Dat laatste was van groot belang voor Hamas’ regionale koers. Hamas had in Syrië immers aanvankelijk de opstandelingen tegen het Assad-regime gesteund en was daardoor ook op gespannen voet komen te staan met bondgenoten Hezbollah en Syrië. Mede door Arouri werden die kwesties in de jaren na 2015 gladgestreken en naderde Hamas weer toe tot de zogeheten ‘As van Verzet’, een door Iran aangedreven regionale coalitie tegen Israël. „Voor Iran was Arouri mogelijk de meest loyale en strategisch belangrijke figuur binnen Hamas”, schrijft analist Charles Lister op X naar aanleiding van Arouri’s dood.

Arouri’s grote netwerk en onderhandeltalent kwamen Hamas ook in de huidige oorlog goed van pas.
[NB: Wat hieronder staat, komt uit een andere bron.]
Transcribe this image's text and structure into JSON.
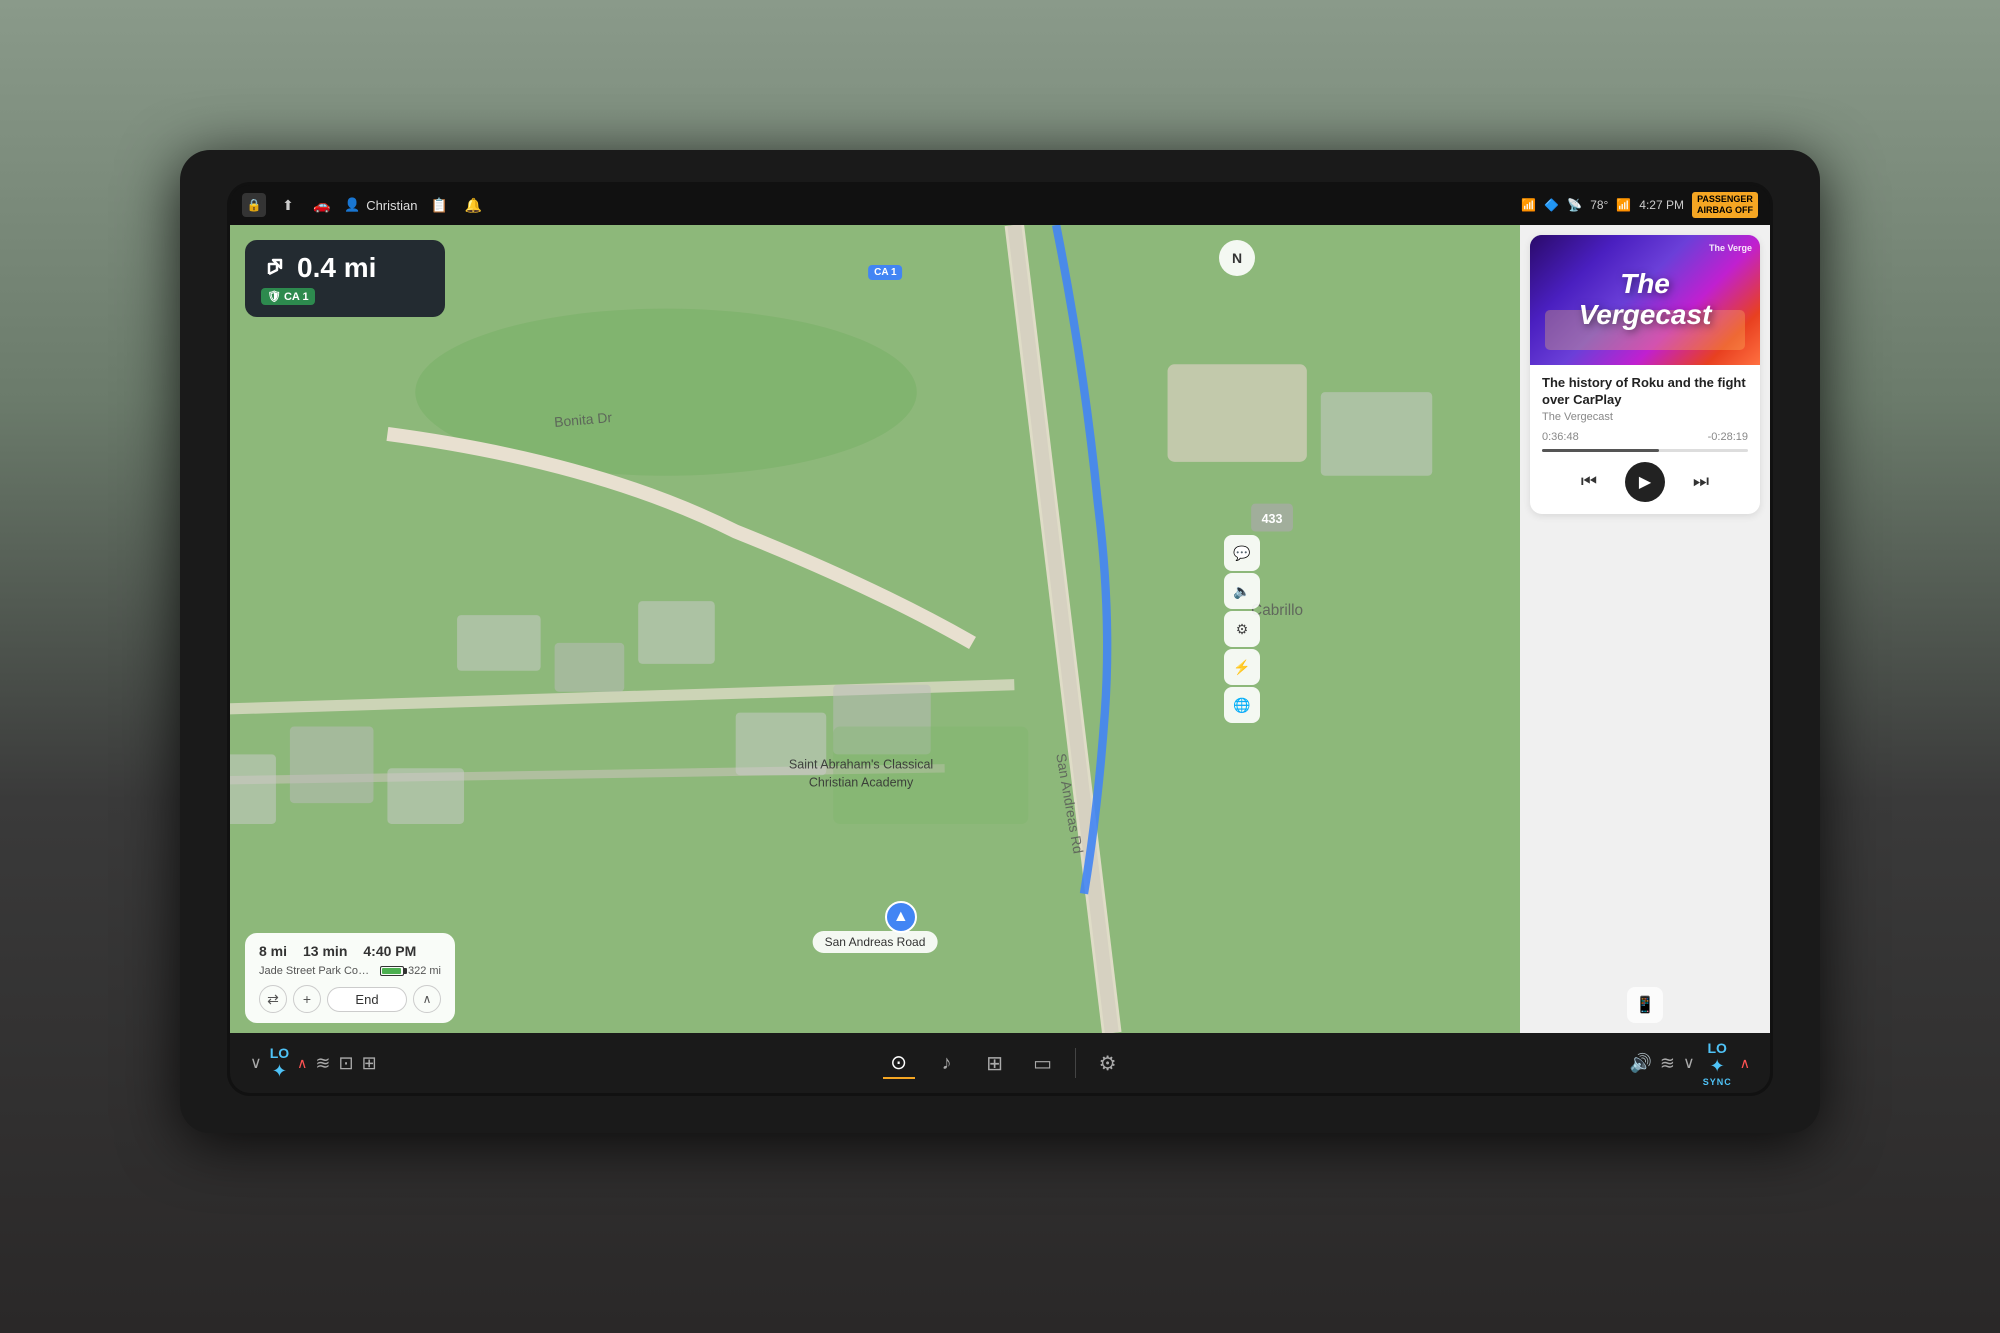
{
  "statusBar": {
    "icons": [
      "lock",
      "share",
      "car",
      "notifications"
    ],
    "user": "Christian",
    "userIcon": "👤",
    "rightIcons": [
      "wifi-off",
      "bluetooth",
      "wifi",
      "temperature",
      "signal",
      "time",
      "passenger"
    ],
    "temperature": "78°",
    "time": "4:27 PM",
    "passengerBadge": "PASSENGER\nAIRBAG OFF"
  },
  "navigation": {
    "distance": "0.4 mi",
    "turnIcon": "↰",
    "roadBadge": "CA 1",
    "roadShield": "🛡"
  },
  "tripInfo": {
    "distance": "8 mi",
    "time": "13 min",
    "eta": "4:40 PM",
    "destination": "Jade Street Park CommunityC...",
    "range": "322 mi",
    "batteryPercent": 85
  },
  "tripActions": {
    "routeBtn": "⇄",
    "addBtn": "+",
    "endBtn": "End",
    "expandBtn": "∧"
  },
  "compass": "N",
  "roadLabel": "San Andreas Road",
  "mapCa1Badge": "CA 1",
  "podcast": {
    "showName": "The\nVergecast",
    "subLabel": "The Verge",
    "episodeTitle": "The history of Roku and the fight over CarPlay",
    "podcastName": "The Vergecast",
    "timeElapsed": "0:36:48",
    "timeRemaining": "-0:28:19",
    "controls": {
      "prev": "⏮",
      "play": "▶",
      "next": "⏭"
    }
  },
  "rightPanelIcons": {
    "chat": "💬",
    "volume": "🔊",
    "settings": "⚙",
    "lightning": "⚡",
    "globe": "🌐",
    "phone": "📱"
  },
  "taskbar": {
    "leftClimate": {
      "downArrow": "∨",
      "loLabel": "LO",
      "fanIcon": "✦",
      "upArrow": "∧",
      "heatIcon1": "≋",
      "heatIcon2": "⊟",
      "heatIcon3": "⊞"
    },
    "centerIcons": [
      {
        "icon": "⊙",
        "label": "navigation",
        "active": true
      },
      {
        "icon": "♪",
        "label": "music",
        "active": false
      },
      {
        "icon": "⊞",
        "label": "apps",
        "active": false
      },
      {
        "icon": "▭",
        "label": "camera",
        "active": false
      },
      {
        "icon": "|",
        "label": "divider",
        "active": false
      },
      {
        "icon": "⚙",
        "label": "settings",
        "active": false
      }
    ],
    "rightClimate": {
      "volumeIcon": "🔊",
      "heatIcon": "≋",
      "downArrow": "∨",
      "loLabel": "LO",
      "fanIcon": "✦",
      "syncLabel": "SYNC",
      "upArrow": "∧"
    }
  }
}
Hij heeft een „onmisbare” rol gespeeld in onderhandelingen over de uitruil van Israëlische gijzelaars en Palestijnse gevangenen, aldus de Britse krant The Guardian. Zo zou hij verantwoordelijk zijn geweest voor de selectie van personen die aan beide zijden zouden moeten worden vrijgelaten.

Dat hij nauw coördineerde met de Hamasleiding in Gaza, staat vast. In tegenstelling tot een deel van Hamas’ politieke afdeling in Qatar stond Arouri bekend om zijn nauwe banden met de Kassam Brigades in Gaza, de militaire vleugel van Hamas die de aanval van 7 oktober uitvoerde. Of hij die aanval ook hielp voorbereiden is niet zeker.

Wel voorspelde Arouri eind augustus, in hetzelfde interview waarin hij zei te hopen te sterven als martelaar, een „regionale oorlog” tegen Israël. De extreem-rechtse koers van premier Netanyahu en escalerende kolonisatie van de Westelijke Jordaanoever hadden dit wat hem betreft „onvermijdelijk” gemaakt. „De As van Verzet is voorbereid”, zei Arouri destijds.

De vraag is nu vooral hoe dat verbond zijn dood zal wreken. Iran en Hezbollah kunnen de dood van ‘hun’ man binnen Hamas moeilijk aan zich voorbij laten gaan. Tegelijkertijd dreigt inderdaad de regionale escalatie waarover Arouri afgelopen zomer profeteerde. Hoewel zoals gebruikelijk al dreigende taal uit Beiroet en Teheran klinkt, blijft het de vraag of de ‘As van Verzet’ daar daadwerkelijk op zit te wachten.